Hundreds die in Vietnam floods

Rescuers attempt to reach some of the thousands stranded

Torrential rain has brought severe flooding to central coastal Vietnam, killing hundreds of people and damaging hundreds of thousands of homes.

John Gagen, Federation of the Red Cross and Red Crescent, Hanoi
Government officials say they fear the death toll could rise further as links are re-established with affected areas near the cities of Hue and Da Nang, about 600 km (375 miles) southwest of the capital, Hanoi.

Vast swathes of land are submerged and many districts are cut off by land, air and sea. Several provinces have declared states of emergency.

Downpours - which over the last week have dumped 600 mm (two feet) of rain on the flood-prone region - are forecast to continue.

[ image:  ]
Lack of drinking water is expected to be a growing problem, along with the possible outbreak of epidemics.

"The losses are very heavy," the Minister of Agriculture and Rural Development Le Huy Ngo, told Vietnam television.

He is heading a government emergency mission dispatched to Da Nang.

"According to our initial estimates, hundreds of people have died and hundreds of thousands of homes are submerged," he said.
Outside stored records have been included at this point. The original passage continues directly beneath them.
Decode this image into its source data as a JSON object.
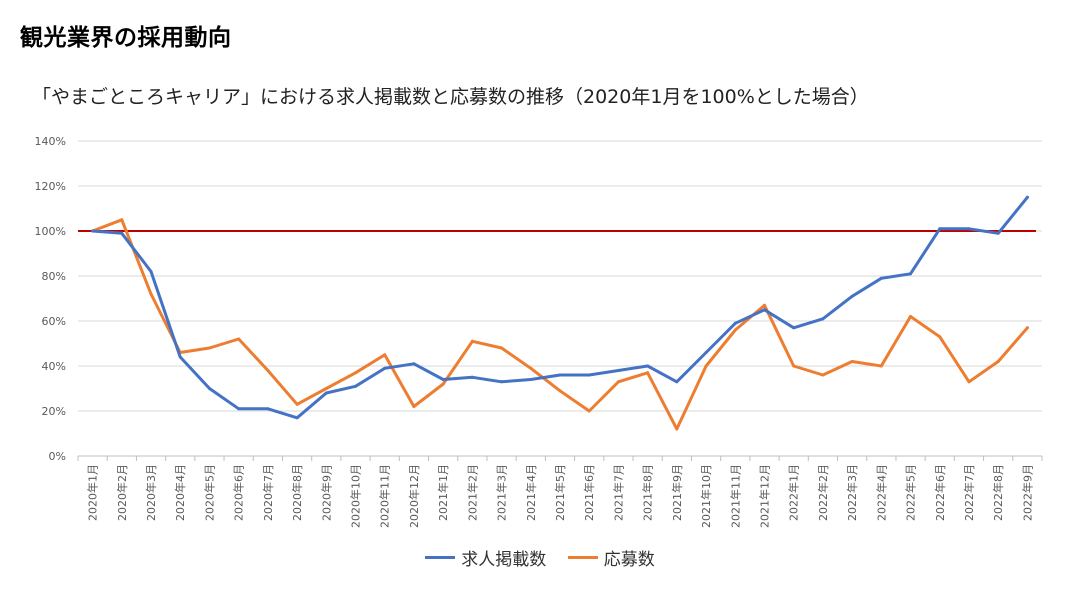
{
  "page_title": "観光業界の採用動向",
  "chart_data": {
    "type": "line",
    "title": "「やまごところキャリア」における求人掲載数と応募数の推移（2020年1月を100%とした場合）",
    "xlabel": "",
    "ylabel": "",
    "ylim": [
      0,
      140
    ],
    "y_ticks": [
      "0%",
      "20%",
      "40%",
      "60%",
      "80%",
      "100%",
      "120%",
      "140%"
    ],
    "categories": [
      "2020年1月",
      "2020年2月",
      "2020年3月",
      "2020年4月",
      "2020年5月",
      "2020年6月",
      "2020年7月",
      "2020年8月",
      "2020年9月",
      "2020年10月",
      "2020年11月",
      "2020年12月",
      "2021年1月",
      "2021年2月",
      "2021年3月",
      "2021年4月",
      "2021年5月",
      "2021年6月",
      "2021年7月",
      "2021年8月",
      "2021年9月",
      "2021年10月",
      "2021年11月",
      "2021年12月",
      "2022年1月",
      "2022年2月",
      "2022年3月",
      "2022年4月",
      "2022年5月",
      "2022年6月",
      "2022年7月",
      "2022年8月",
      "2022年9月"
    ],
    "series": [
      {
        "name": "求人掲載数",
        "color": "#4472c4",
        "values": [
          100,
          99,
          82,
          44,
          30,
          21,
          21,
          17,
          28,
          31,
          39,
          41,
          34,
          35,
          33,
          34,
          36,
          36,
          38,
          40,
          33,
          46,
          59,
          65,
          57,
          61,
          71,
          79,
          81,
          101,
          101,
          99,
          115
        ]
      },
      {
        "name": "応募数",
        "color": "#ed7d31",
        "values": [
          100,
          105,
          72,
          46,
          48,
          52,
          38,
          23,
          30,
          37,
          45,
          22,
          32,
          51,
          48,
          39,
          29,
          20,
          33,
          37,
          12,
          40,
          56,
          67,
          40,
          36,
          42,
          40,
          62,
          53,
          33,
          42,
          57
        ]
      }
    ],
    "reference_line": {
      "value": 100,
      "color": "#c00000"
    },
    "grid": true,
    "legend_position": "bottom"
  }
}
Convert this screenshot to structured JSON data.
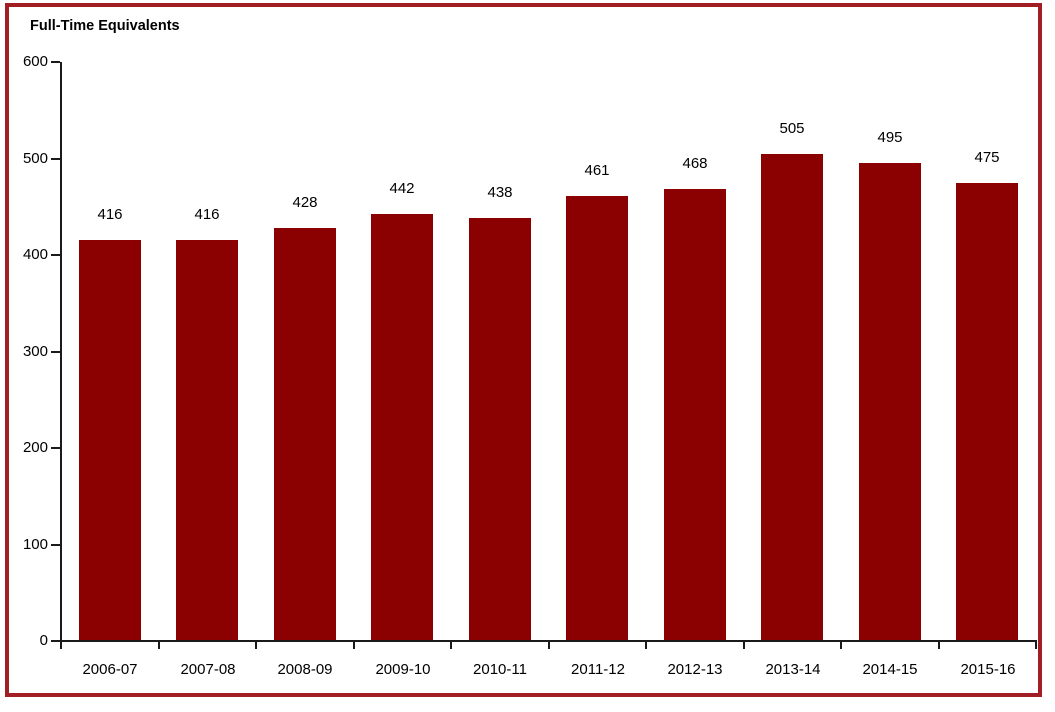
{
  "chart_data": {
    "type": "bar",
    "title": "Full-Time Equivalents",
    "categories": [
      "2006-07",
      "2007-08",
      "2008-09",
      "2009-10",
      "2010-11",
      "2011-12",
      "2012-13",
      "2013-14",
      "2014-15",
      "2015-16"
    ],
    "values": [
      416,
      416,
      428,
      442,
      438,
      461,
      468,
      505,
      495,
      475
    ],
    "xlabel": "",
    "ylabel": "Full-Time Equivalents",
    "ylim": [
      0,
      600
    ],
    "yticks": [
      0,
      100,
      200,
      300,
      400,
      500,
      600
    ],
    "data_labels": true,
    "grid": false,
    "legend": "none",
    "bar_color": "#8B0000",
    "frame_color": "#A01E24",
    "axis_color": "#1a1a1a",
    "text_color": "#000000",
    "background_color": "#ffffff"
  }
}
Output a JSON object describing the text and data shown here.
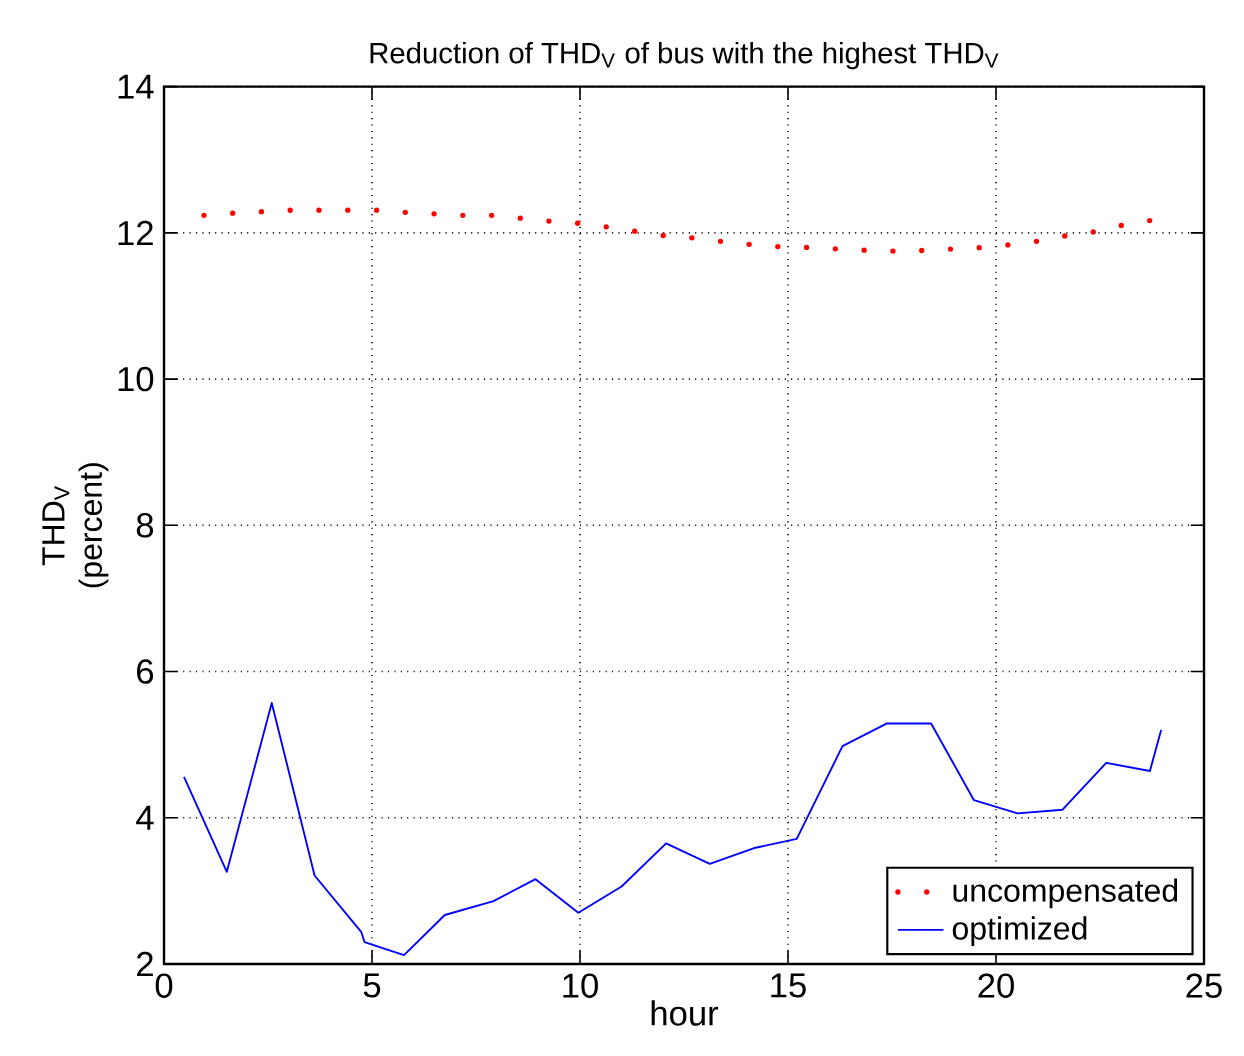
{
  "chart_data": {
    "type": "line",
    "title": "Reduction of THD$_{V}$ of bus with the highest THD$_{V}$",
    "xlabel": "hour",
    "ylabel": "THD$_{V}$ (percent)",
    "xlim": [
      0,
      25
    ],
    "xticks": [
      0,
      5,
      10,
      15,
      20,
      25
    ],
    "ylim": [
      2,
      14
    ],
    "yticks": [
      2,
      4,
      6,
      8,
      10,
      12,
      14
    ],
    "grid": true,
    "legend": "bottom right",
    "marker": "none",
    "series": [
      {
        "name": "uncompensated",
        "color": "#ff0000",
        "line_style": "dotted",
        "x": [
          0.96,
          1.65,
          2.35,
          3.04,
          3.73,
          4.43,
          5.12,
          5.81,
          6.5,
          7.2,
          7.89,
          8.58,
          9.28,
          9.97,
          10.66,
          11.36,
          12.05,
          12.74,
          13.43,
          14.13,
          14.82,
          15.51,
          16.21,
          16.9,
          17.59,
          18.29,
          18.98,
          19.67,
          20.36,
          21.06,
          21.75,
          22.44,
          23.14,
          23.83
        ],
        "values": [
          12.24,
          12.27,
          12.29,
          12.31,
          12.31,
          12.31,
          12.31,
          12.28,
          12.26,
          12.24,
          12.24,
          12.2,
          12.16,
          12.13,
          12.08,
          12.02,
          11.96,
          11.93,
          11.88,
          11.84,
          11.81,
          11.8,
          11.78,
          11.76,
          11.75,
          11.76,
          11.78,
          11.8,
          11.84,
          11.89,
          11.97,
          12.02,
          12.12,
          12.18
        ]
      },
      {
        "name": "optimized",
        "color": "#0000ff",
        "line_style": "solid",
        "x": [
          0.48,
          1.51,
          2.59,
          3.62,
          4.74,
          4.82,
          5.77,
          6.75,
          7.92,
          8.93,
          9.96,
          11.0,
          12.07,
          13.12,
          14.22,
          15.21,
          16.31,
          17.38,
          18.44,
          19.47,
          20.52,
          21.6,
          22.65,
          23.7,
          23.97
        ],
        "values": [
          4.56,
          3.26,
          5.57,
          3.21,
          2.44,
          2.3,
          2.12,
          2.67,
          2.86,
          3.16,
          2.7,
          3.06,
          3.65,
          3.37,
          3.59,
          3.71,
          4.98,
          5.29,
          5.29,
          4.24,
          4.06,
          4.11,
          4.75,
          4.64,
          5.2
        ]
      }
    ]
  }
}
He said severed transport links were causing rescuers "huge problems".

Trains trapped

The country's ancient capital Hue - now a major tourist attraction home to 1 million people - is virtually isolated, with up to three metres (10 feet) of water around its famed citadel.

The airports at Hue and Da Nang have been closed and rail services have ground to a halt, with six trains trapped on the line linking Hanoi and Ho Chi Minh City in the south.

[ image: Tens of thousands of people are homeless]
Tens of thousands of people are homeless
National Highway 1, the country's north-south lifeline, is flooded in a number of places.

The governor of Thua Thien Hue province, Nguyen Van Me, said 48 people had died in his province alone, including three rescuers from the border guard.

He said four rescue helicopters had been unable to reach hundreds of people stranded on their rooftops, who have been without power or telephones for three days.

Water 'still rising'

[ image: A woman rows herself to safety in Hoi An]
A woman rows herself to safety in Hoi An
Vietnam TV said the air force had sent four transport planes and seven helicopters to bring food supplies from Hanoi to the region.

The army has also been using amphibious tanks to reach those stranded.

"Water is everywhere and still rising," said Le Van Thu of the flood and storm control committee in Quang Nam province, where 150,000 houses are submerged, along with thousands of hectares of rice.

Central coastal Vietnam is regularly hit by bad weather. Last year, storms and floods killed 397 people in the region, while several people were killed last month by tropical storm Eve.

The area lies well north of the country's key coffee region and main rice fields. Vietnam is the world's second largest rice exporter.